The results are summarized in Figure 2. For comparison, trajectories and perturbation-theory calculations were also carried out on ²⁴O-labeled formic acid. In either oxygen position by either method, the change in the average O-H distance was 0.01 to 0.02 pm. In contrast, the changes in O-H distances due to labeling in 9a and 9b from the trajectories (which are in the same direction as predicted by perturbation theory) are greater by approximately 20-fold. This shows that a carboxylic acid is not a good model for the effect of isotopic labeling in hydrogen phthalates. More significantly, the predicted NMR shifts directly compromise the previous interpretation of the experimental data. The predicted -Δ_obs of 26 ± 8 ppb for ¹⁸O labeling is slightly larger than the experimental observation for 7 and most of the observations for 6, but considering the limitations of the calculations the agreement is very good. Keeping in mind that the trajectories are gas-phase calculations on a C_2v potential energy surface, the results show that the NMR observation may be understood without the need to postulate any asymmetry in the unlabeled hydrogen phthalate ion.

Figure 2.

Trajectory-based predictions of the asymmetry and -Δ_obs for 9a and 9b. The predicted -Δ_obs for the ¹⁸O isotopologue was obtained by averaging the results for 9a and 9b and dividing by four.
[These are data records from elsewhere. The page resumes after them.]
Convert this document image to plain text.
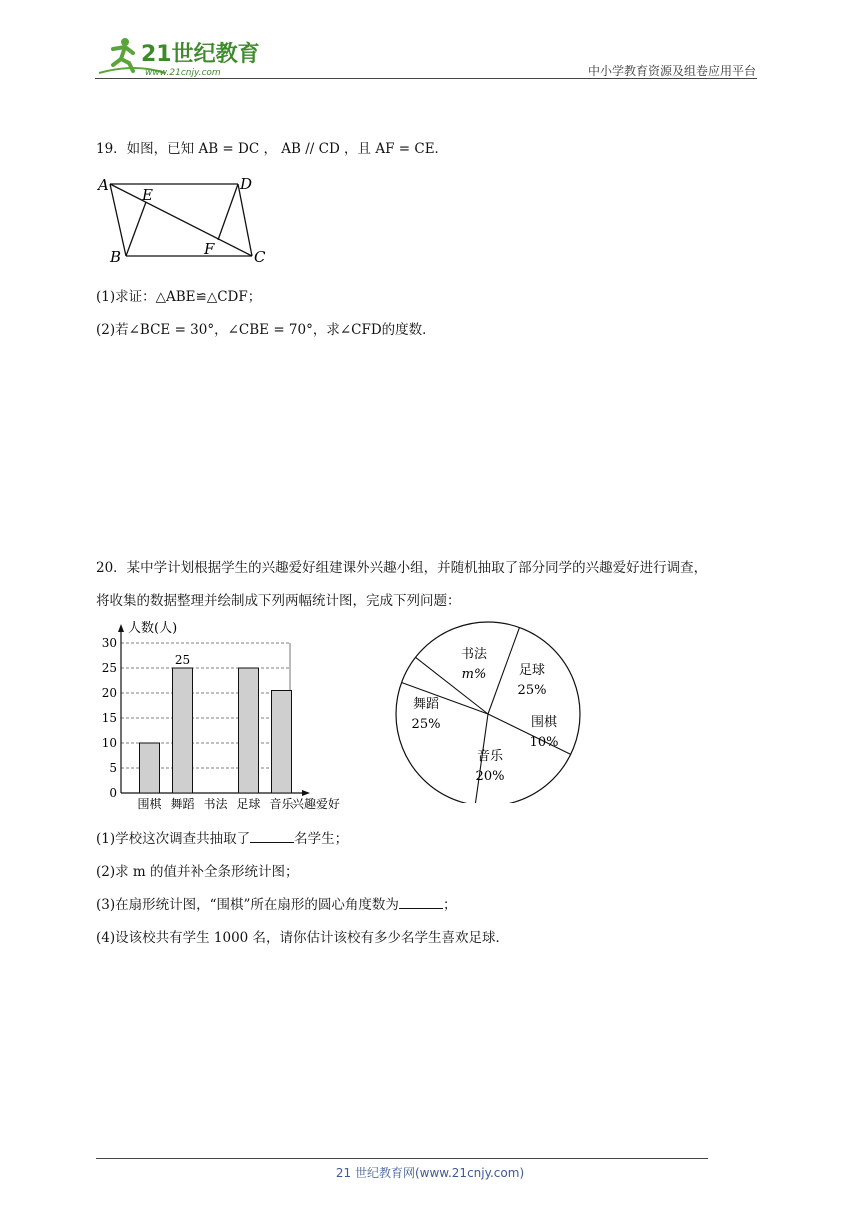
21世纪教育
www.21cnjy.com	中小学教育资源及组卷应用平台
19．如图，已知 AB = DC ， AB // CD ，且 AF = CE．
A
E
D
B	F	C
(1)求证：△ABE≌△CDF；
(2)若∠BCE = 30°，∠CBE = 70°，求∠CFD的度数．
20．某中学计划根据学生的兴趣爱好组建课外兴趣小组，并随机抽取了部分同学的兴趣爱好进行调查，
将收集的数据整理并绘制成下列两幅统计图，完成下列问题：
人数(人)
兴趣爱好
0
5
10
15
20
25
30
围棋
25
舞蹈 书法 足球 音乐
书法
m%	足球
25%
围棋
10%
音乐
20%
舞蹈
25%
(1)学校这次调查共抽取了	名学生；
(2)求 m 的值并补全条形统计图；
(3)在扇形统计图，“围棋”所在扇形的圆心角度数为	；
(4)设该校共有学生 1000 名，请你估计该校有多少名学生喜欢足球．
21 世纪教育网(www.21cnjy.com)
Would symmetry in the hydrogen phthalate ion in aprotic organic solvents be surprising? The rationalization for the presence of asymmetric equilibrating tautomers, as in the Perrin interpretation of the NMR results, was that the solvent environment is asymmetric at any instant. This is of course correct, but its significance is lessened by further consideration. In particular, it should be recognized that the hydrogen phthalate molecule is by itself asymmetric at any instant. This asymmetry is not trivial; as is readily observed in the gas phase trajectories, vibrational twisting of either carboxylate relative to the benzene ring can give rise to structures in which the proton stays localized on one of the two carboxylates for an extended time (50% of the time, the proton stays closer to one of the carboxylate oxygens for a period of 33 fs or longer before switching to the other carboxylate, and periods of proton localization longer than 100 fs are common). From this microscopic and instantaneous viewpoint, the distinction between 6a and 6b would become meaningless, but it was recognized long ago that this is not the best way to understand structures. That is, for symmetry to mean anything, structures must be considered as an average of geometries over some time scale, and the time scale depends on the experimental observation at hand. The asymmetry of a solvent environment is then meaningful only when it is of a sufficient strength and duration to affect some experimental observation. Our results do not support that this is the case for NMR spectra of hydrogen phthalate ions in aprotic organic solvents.

The results here have merely shown that the experimental observations in 3 and 6 attributed to isotopic perturbation of equilibria are consistent with isotope-induced desymmetrization on symmetrical potential energy surfaces. It is plausible that isotopically perturbed equilibria could account for the same observations, but in the absence of independent affirmative support for asymmetry, the most economical conclusion is that the structures have the higher symmetry supported by calculations. Obviously, our results suggest that great care should be taken when isotopic perturbation experiments suggest asymmetry in a molecule, but nothing here should be taken as compromising studies that have reached the opposite conclusion, as in the norbornyl cation example.